Abulafia considers this folly. “What, though, is one expected to learn?” he asks. “For those who describe themselves as ‘anti-racist’ activists it is surely the lesson that society is and always has been ‘systemically racist’, a way of viewing the past through the distorting lens of their simplistic and disruptive ideology.”

“Merely by identifying certain statues as suitable for a counter-memorial a question is raised about the unworthiness of selected people in the past,” the historian continues — “as if, like Churchill’s statue at Westminster after it was defaced, they carry a splash of red paint to warn observers of the demerits of the subject.”

Of course, also clear is that this is just an intermediate revolutionary phase: The activists want Western culture destroyed root and branch and, if its demonization continues, the statues, along with our entire cultural edifice, will fall.

Yet a word Abulafia used, “unworthiness,” brings us to a deeper point. While figures such as Columbus and George Washington surely deserve their honors (I discussed this here, here, and here), there’s a life lesson here, one that maturity should ideally bring: Given man’s fallen nature, no one is truly worthy of being a leader, parent, teacher, counselor, or clergyman — or hero.

But somebody has to be.

We have not angels but only flawed humans to fill these roles. A corollary: Moral infallibility is not a prerequisite for performing them — and “hero” isn’t synonymous with “perfect.”

Yet we still hear (when the culture destroyers are being charitable) that people such as Columbus and Washington were “complicated” figures. Really?

Who isn’t?

Muhammad Ali was married four times, was pathologically unfaithful to at least some of his wives, and said in a 1975 Playboy interview that a “black man should be killed if he’s messin’ with a white woman.” Yet Louisville Regional Airport was named after him just four years ago. Albert Einstein was an adulterer who married a cousin. Martin Luther King, Jr. was also a womanizer — and allegedly an accessory to rape. Mohandas Gandhi left his wife and kids and had a homosexual affair with a German bodybuilder.

Of course, we can argue about who should be heroized. But the above men’s sins don’t diminish their legitimate accomplishments — and, if they are worthy of recognition, their turpitude doesn’t require equal time with their triumphs. It’s also plain that there’ll be no serious movement to include perspective-lending information when they’re honored.

Moreover, you don’t have to be a Christian to understand why Jesus instructed to cast “out first the beam out of thy own eye, and then shalt thou see to cast out the mote [speck] out of thy brother’s eye.” We humans are very quick to see fault in others, even when it’s absent, but not so good at seeing fault in ourselves, even when it’s profound; we assign blame much better than we accept it.

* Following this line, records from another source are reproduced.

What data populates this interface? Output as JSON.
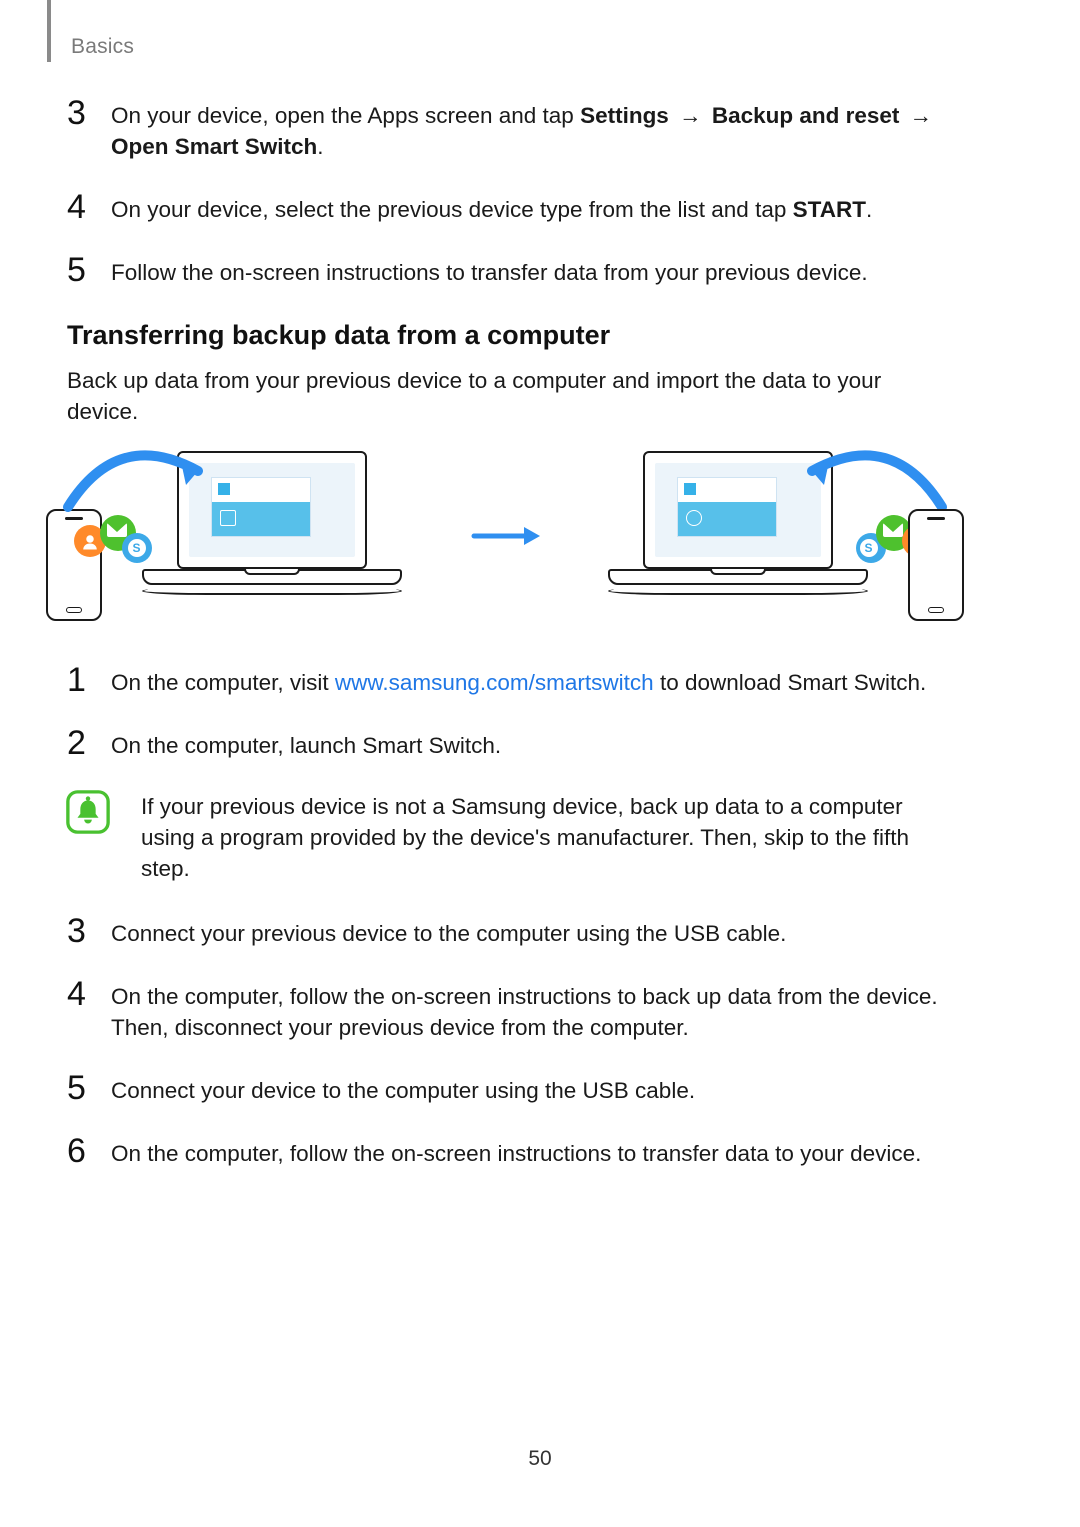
{
  "header": {
    "section": "Basics"
  },
  "page_number": "50",
  "steps_top": [
    {
      "num": "3",
      "parts": [
        {
          "t": "On your device, open the Apps screen and tap "
        },
        {
          "t": "Settings",
          "b": true
        },
        {
          "t": " → ",
          "arrow": true
        },
        {
          "t": "Backup and reset",
          "b": true
        },
        {
          "t": " → ",
          "arrow": true
        },
        {
          "t": "Open Smart Switch",
          "b": true
        },
        {
          "t": "."
        }
      ]
    },
    {
      "num": "4",
      "parts": [
        {
          "t": "On your device, select the previous device type from the list and tap "
        },
        {
          "t": "START",
          "b": true
        },
        {
          "t": "."
        }
      ]
    },
    {
      "num": "5",
      "parts": [
        {
          "t": "Follow the on-screen instructions to transfer data from your previous device."
        }
      ]
    }
  ],
  "section_heading": "Transferring backup data from a computer",
  "section_intro": "Back up data from your previous device to a computer and import the data to your device.",
  "steps_bottom_a": [
    {
      "num": "1",
      "parts": [
        {
          "t": "On the computer, visit "
        },
        {
          "t": "www.samsung.com/smartswitch",
          "link": true
        },
        {
          "t": " to download Smart Switch."
        }
      ]
    },
    {
      "num": "2",
      "parts": [
        {
          "t": "On the computer, launch Smart Switch."
        }
      ]
    }
  ],
  "note_text": "If your previous device is not a Samsung device, back up data to a computer using a program provided by the device's manufacturer. Then, skip to the fifth step.",
  "steps_bottom_b": [
    {
      "num": "3",
      "parts": [
        {
          "t": "Connect your previous device to the computer using the USB cable."
        }
      ]
    },
    {
      "num": "4",
      "parts": [
        {
          "t": "On the computer, follow the on-screen instructions to back up data from the device. Then, disconnect your previous device from the computer."
        }
      ]
    },
    {
      "num": "5",
      "parts": [
        {
          "t": "Connect your device to the computer using the USB cable."
        }
      ]
    },
    {
      "num": "6",
      "parts": [
        {
          "t": "On the computer, follow the on-screen instructions to transfer data to your device."
        }
      ]
    }
  ]
}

And our revisionist-history obsession is comical in a way: We can fixate on officially sanctioned slavery because, in this time of rapid moral decay and steroid-engorged depravity, it’s one of the few sins we’re not currently guilty of. The carnal trespasses of Ali, Einstein, King, and Gandhi are now, too, not even frowned upon in this sexual-devolutionary age. We don’t want to talk about them, either — too many of us are guilty of similar things! (In reality, of course, many don’t even recognize such sins as sins, blinded as they are by those eye-occluding beams.) But it’s satisfying to engage in moral preening, and it’s easy beating up on men who aren’t around to defend themselves — and point a finger right back at us.

And these people of the past, and all their contemporaries, would be absolutely shocked at our ubiquitous sexual degeneracy, rampant abortion, and child-mutilating “transgender” agenda. They’d view us as just as evil as the most evil among us view them.

This is why the “conservative” defense that we “can’t judge the past using modern values” is actually quite lacking. What “modern values” would these be? If we judge the past against the modern values reflected in the above paragraph, it looks downright spectacular.

The reality is that we can’t rightly do what we instinctively do: Judge modern values using modern values (a yardstick can’t be its own measure). We should judge them, and the past’s norms, using the universal and eternal: the virtues. Then we’ll see who has the speck, who has the beam — and who deserves the pedestals.